063: Stack Module

Difficulty: Intermediate Category: Data Structures Concept: Stack abstraction: push, pop, peek with module/struct encapsulation Key Insight: OCaml uses module signatures to hide implementation; Rust uses struct + impl with private fields.

// 063: Stack Module
// Stack abstraction with struct + impl encapsulation

// Approach 1: Mutable stack wrapping Vec
#[derive(Debug)]
struct Stack<T> {
    elements: Vec<T>,
}

impl<T> Stack<T> {
    fn new() -> Self {
        Stack { elements: Vec::new() }
    }

    fn is_empty(&self) -> bool {
        self.elements.is_empty()
    }

    fn push(&mut self, item: T) {
        self.elements.push(item);
    }

    fn pop(&mut self) -> Option<T> {
        self.elements.pop()
    }

    fn peek(&self) -> Option<&T> {
        self.elements.last()
    }

    fn size(&self) -> usize {
        self.elements.len()
    }
}

// Approach 2: Immutable (persistent) stack
#[derive(Debug, Clone)]
enum FnStack<T: Clone> {
    Empty,
    Cons(T, Box<FnStack<T>>),
}

impl<T: Clone> FnStack<T> {
    fn empty() -> Self { FnStack::Empty }

    fn is_empty(&self) -> bool {
        matches!(self, FnStack::Empty)
    }

    fn push(&self, item: T) -> Self {
        FnStack::Cons(item, Box::new(self.clone()))
    }

    fn pop(&self) -> Option<FnStack<T>> {
        match self {
            FnStack::Empty => None,
            FnStack::Cons(_, rest) => Some(*rest.clone()),
        }
    }

    fn peek(&self) -> Option<&T> {
        match self {
            FnStack::Empty => None,
            FnStack::Cons(x, _) => Some(x),
        }
    }
}

// Approach 3: From iterator
impl<T> FromIterator<T> for Stack<T> {
    fn from_iter<I: IntoIterator<Item = T>>(iter: I) -> Self {
        Stack { elements: iter.into_iter().collect() }
    }
}

fn main() {
    let mut s = Stack::new();
    s.push(1);
    s.push(2);
    s.push(3);
    println!("peek: {:?}", s.peek());
    println!("pop: {:?}", s.pop());
    println!("peek after pop: {:?}", s.peek());

    let fs = FnStack::empty().push(1).push(2).push(3);
    println!("FnStack peek: {:?}", fs.peek());
}

#[cfg(test)]
mod tests {
    use super::*;

    #[test]
    fn test_mutable_stack() {
        let mut s = Stack::new();
        assert!(s.is_empty());
        s.push(1);
        s.push(2);
        s.push(3);
        assert_eq!(s.size(), 3);
        assert_eq!(s.peek(), Some(&3));
        assert_eq!(s.pop(), Some(3));
        assert_eq!(s.peek(), Some(&2));
    }

    #[test]
    fn test_immutable_stack() {
        let s = FnStack::empty().push(1).push(2).push(3);
        assert_eq!(s.peek(), Some(&3));
        let s2 = s.pop().unwrap();
        assert_eq!(s2.peek(), Some(&2));
        // Original unchanged
        assert_eq!(s.peek(), Some(&3));
    }

    #[test]
    fn test_from_iter() {
        let s: Stack<i32> = vec![1, 2, 3].into_iter().collect();
        assert_eq!(s.size(), 3);
        assert_eq!(s.peek(), Some(&3));
    }
}

(* 063: Stack Module *)
(* Functional stack with module encapsulation *)

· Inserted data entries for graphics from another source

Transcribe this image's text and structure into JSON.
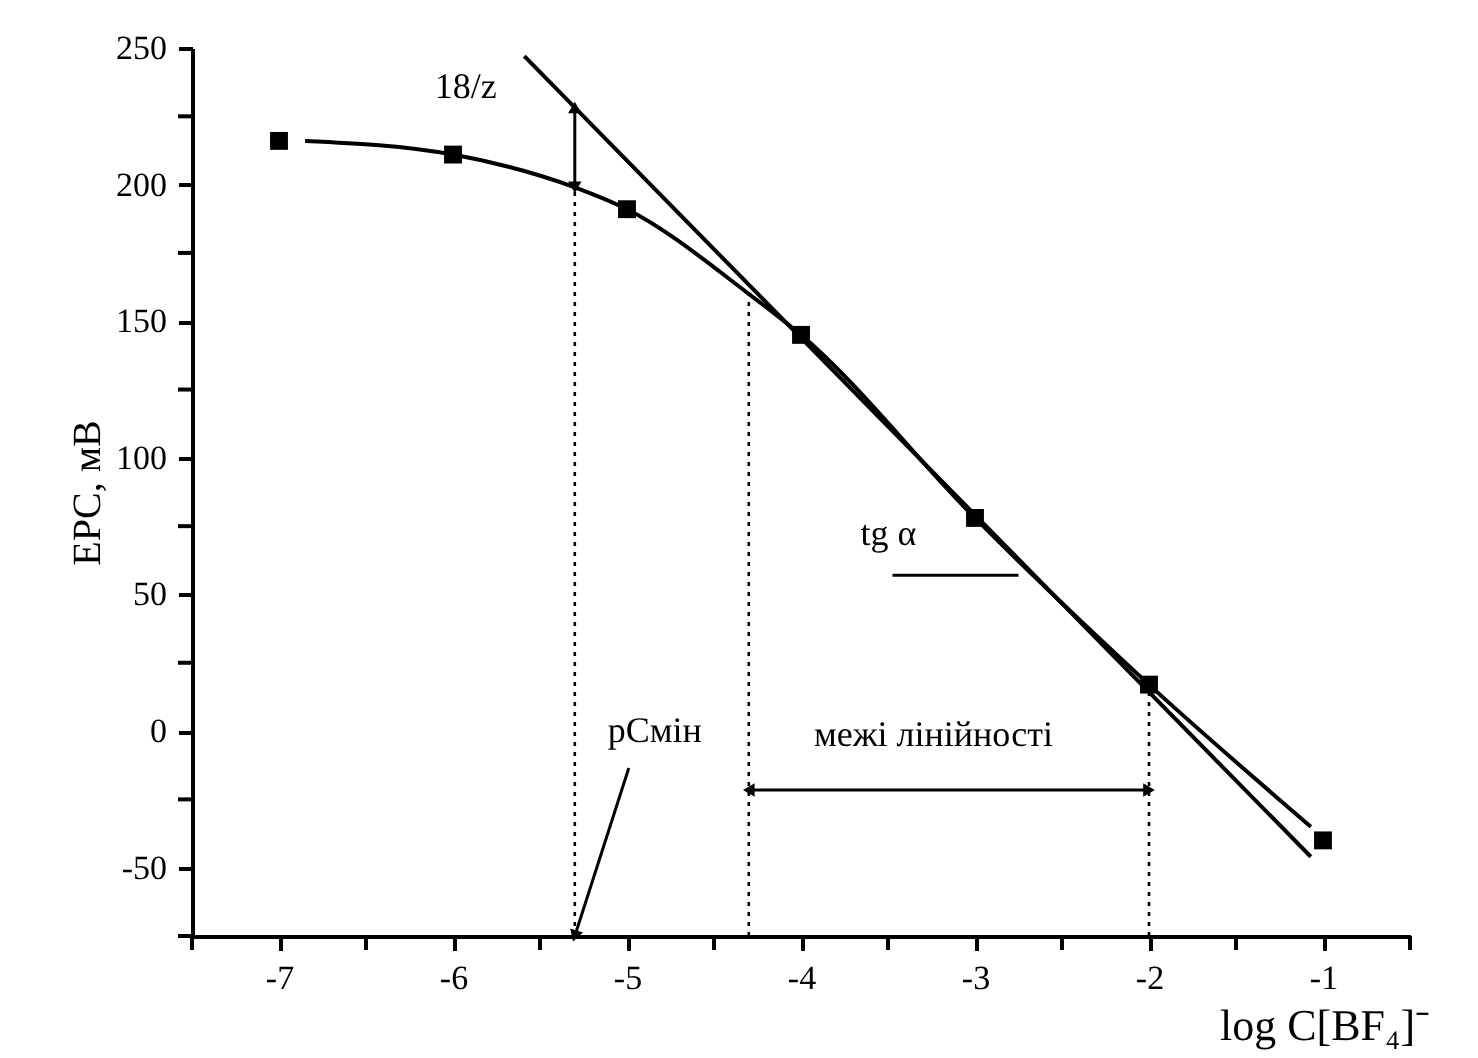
{
  "chart_data": {
    "type": "scatter",
    "xlabel": "log C[BF₄]⁻",
    "ylabel": "EPC, мВ",
    "xlim": [
      -7.5,
      -0.5
    ],
    "ylim": [
      -75,
      250
    ],
    "xticks": [
      {
        "value": -7.5,
        "label": null
      },
      -7,
      {
        "value": -6.5,
        "label": null
      },
      -6,
      {
        "value": -5.5,
        "label": null
      },
      -5,
      {
        "value": -4.5,
        "label": null
      },
      -4,
      {
        "value": -3.5,
        "label": null
      },
      -3,
      {
        "value": -2.5,
        "label": null
      },
      -2,
      {
        "value": -1.5,
        "label": null
      },
      -1,
      {
        "value": -0.5,
        "label": null
      }
    ],
    "yticks": [
      {
        "value": -75,
        "label": null
      },
      -50,
      {
        "value": -25,
        "label": null
      },
      0,
      {
        "value": 25,
        "label": null
      },
      50,
      {
        "value": 75,
        "label": null
      },
      100,
      {
        "value": 125,
        "label": null
      },
      150,
      {
        "value": 175,
        "label": null
      },
      200,
      {
        "value": 225,
        "label": null
      },
      250
    ],
    "grid": false,
    "series": [
      {
        "marker": "square",
        "color": "#000000",
        "x": [
          -7,
          -6,
          -5,
          -4,
          -3,
          -2,
          -1
        ],
        "values": [
          216,
          211,
          191,
          145,
          78,
          17,
          -40
        ]
      },
      {
        "type": "line",
        "line_style": "solid",
        "color": "#000000",
        "x": [
          -6.85,
          -6,
          -5.3,
          -5,
          -4.3,
          -4,
          -3,
          -2,
          -1.07
        ],
        "values": [
          216,
          211,
          199,
          191,
          160,
          145,
          78,
          17,
          -35
        ]
      },
      {
        "type": "line",
        "line_style": "solid",
        "color": "#000000",
        "x": [
          -5.59,
          -1.07
        ],
        "values": [
          247,
          -46
        ]
      },
      {
        "type": "line",
        "line_style": "dotted",
        "color": "#000000",
        "x": [
          -5.3,
          -5.3
        ],
        "values": [
          -75,
          199
        ]
      },
      {
        "type": "line",
        "line_style": "dotted",
        "color": "#000000",
        "x": [
          -4.3,
          -4.3
        ],
        "values": [
          -75,
          160
        ]
      },
      {
        "type": "line",
        "line_style": "dotted",
        "color": "#000000",
        "x": [
          -2,
          -2
        ],
        "values": [
          -75,
          17
        ]
      }
    ],
    "annotations": [
      "18/z",
      {
        "text": "pCмін",
        "x": -5.3,
        "y": -75
      },
      "межі лінійності",
      {
        "text": "tg α",
        "x": -2.75,
        "y": 57
      }
    ]
  }
}
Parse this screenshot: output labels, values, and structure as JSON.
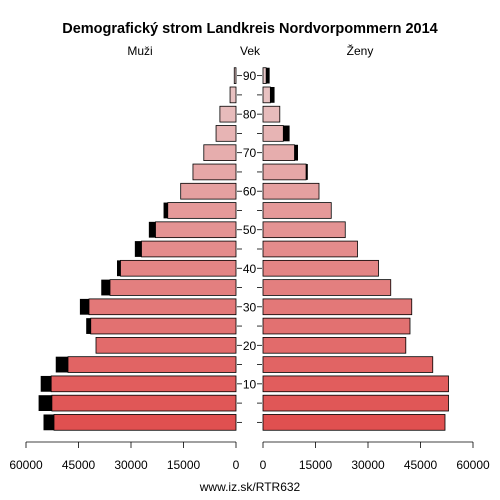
{
  "chart_data": {
    "type": "population-pyramid",
    "title": "Demografický strom Landkreis Nordvorpommern 2014",
    "left_label": "Muži",
    "center_label": "Vek",
    "right_label": "Ženy",
    "age_groups": [
      "0-4",
      "5-9",
      "10-14",
      "15-19",
      "20-24",
      "25-29",
      "30-34",
      "35-39",
      "40-44",
      "45-49",
      "50-54",
      "55-59",
      "60-64",
      "65-69",
      "70-74",
      "75-79",
      "80-84",
      "85-89",
      "90+"
    ],
    "age_ticks": [
      10,
      20,
      30,
      40,
      50,
      60,
      70,
      80,
      90
    ],
    "x_ticks_left": [
      "60000",
      "45000",
      "30000",
      "15000",
      "0"
    ],
    "x_ticks_right": [
      "0",
      "15000",
      "30000",
      "45000",
      "60000"
    ],
    "xlim": [
      0,
      60000
    ],
    "series": [
      {
        "name": "Muži",
        "side": "left",
        "values": [
          52000,
          52600,
          52800,
          48000,
          40000,
          41500,
          42000,
          36000,
          33000,
          27000,
          23000,
          19500,
          15800,
          12300,
          9200,
          5700,
          4600,
          1700,
          500
        ],
        "excess_values": [
          3000,
          3800,
          3000,
          3500,
          0,
          1300,
          2600,
          2500,
          1000,
          1900,
          1900,
          1200,
          0,
          0,
          0,
          0,
          0,
          0,
          0
        ]
      },
      {
        "name": "Ženy",
        "side": "right",
        "values": [
          52000,
          53000,
          53000,
          48500,
          40800,
          42000,
          42500,
          36500,
          33000,
          27000,
          23500,
          19500,
          16000,
          12300,
          9000,
          5800,
          4800,
          2100,
          900
        ],
        "excess_values": [
          0,
          0,
          0,
          0,
          0,
          0,
          0,
          0,
          0,
          0,
          0,
          0,
          0,
          500,
          1000,
          1800,
          0,
          1200,
          1000
        ]
      }
    ],
    "colors": {
      "bar_young": "#e05050",
      "bar_old": "#e8c8c8",
      "excess": "#000000",
      "outline": "#000000"
    }
  },
  "footer": {
    "source": "www.iz.sk/RTR632"
  }
}
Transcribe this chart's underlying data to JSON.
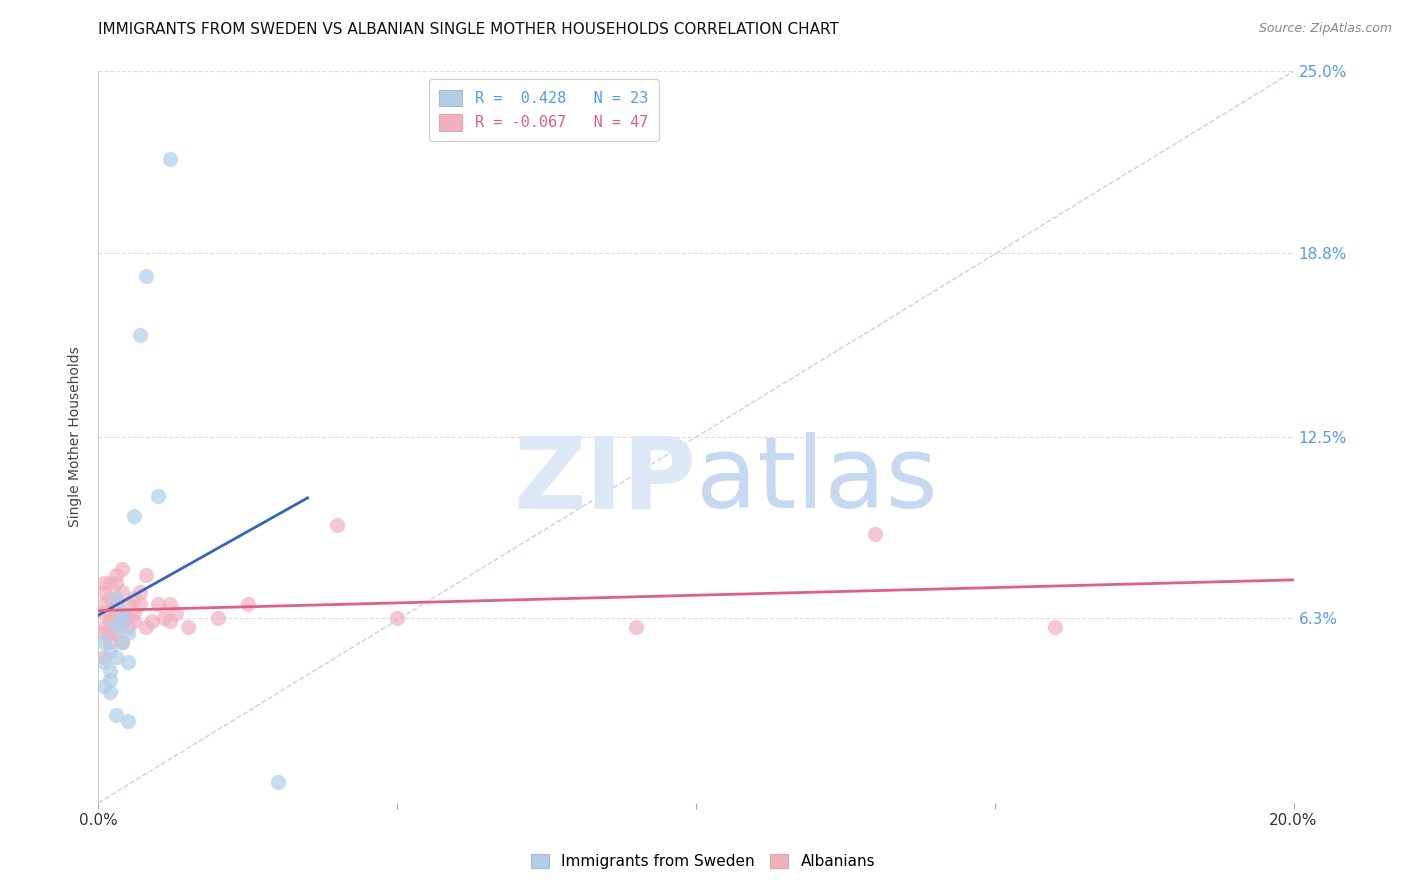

(* Approach 1: Simple module *)
module Stack = struct
  type 'a t = 'a list

  let empty = []
  let is_empty = function [] -> true | _ -> false
  let push x s = x :: s
  let pop = function
    | [] -> None
    | _ :: xs -> Some xs
  let peek = function
    | [] -> None
    | x :: _ -> Some x
  let size = List.length
  let to_list s = s
end

(* Approach 2: With signature hiding *)
module type STACK = sig
  type 'a t
  val empty : 'a t
  val is_empty : 'a t -> bool
  val push : 'a -> 'a t -> 'a t
  val pop : 'a t -> 'a t option
  val peek : 'a t -> 'a option
  val size : 'a t -> int
end

module SafeStack : STACK = struct
  type 'a t = 'a list
  let empty = []
  let is_empty = function [] -> true | _ -> false
  let push x s = x :: s
  let pop = function [] -> None | _ :: xs -> Some xs
  let peek = function [] -> None | x :: _ -> Some x
  let size = List.length
end

(* Approach 3: Stack with fold *)
let stack_of_list lst =
  List.fold_left (fun s x -> Stack.push x s) Stack.empty lst

let stack_sum s =
  List.fold_left ( + ) 0 (Stack.to_list s)

(* Tests *)
let () =
  let s = Stack.empty in
  assert (Stack.is_empty s);
  let s = Stack.push 1 s in
  let s = Stack.push 2 s in
  let s = Stack.push 3 s in
  assert (not (Stack.is_empty s));
  assert (Stack.peek s = Some 3);
  assert (Stack.size s = 3);
  let s = match Stack.pop s with Some s -> s | None -> s in
  assert (Stack.peek s = Some 2);
  let s2 = stack_of_list [1; 2; 3] in
  assert (Stack.peek s2 = Some 3);
  assert (stack_sum s2 = 6);
  Printf.printf "✓ All tests passed\n"

📊 Detailed Comparison

Core Insight

A stack is LIFO (last in, first out). Both languages encapsulate the implementation: OCaml with module signatures, Rust with struct visibility. The functional stack uses a linked list; the Rust stack wraps Vec.

OCaml Approach

Module with signature hiding internals
Immutable stack using list (cons = push, tail = pop)
`push`, `pop`, `peek`, `is_empty` operations
Each operation returns a new stack (persistent)

Rust Approach

`struct Stack<T> { elements: Vec<T> }` with private field
`impl Stack<T>` with `push`, `pop`, `peek`
Mutable methods modify in place
Can also implement immutable version

Comparison Table

Feature	OCaml	Rust
Encapsulation	Module signature	Private fields
Push	`x :: stack` O(1)	`.push(x)` O(1) amortized
Pop	`List.tl stack`	`.pop()` → `Option<T>`
Peek	`List.hd stack`	`.last()` → `Option<&T>`
Mutability	Immutable (new stack)	Mutable in-place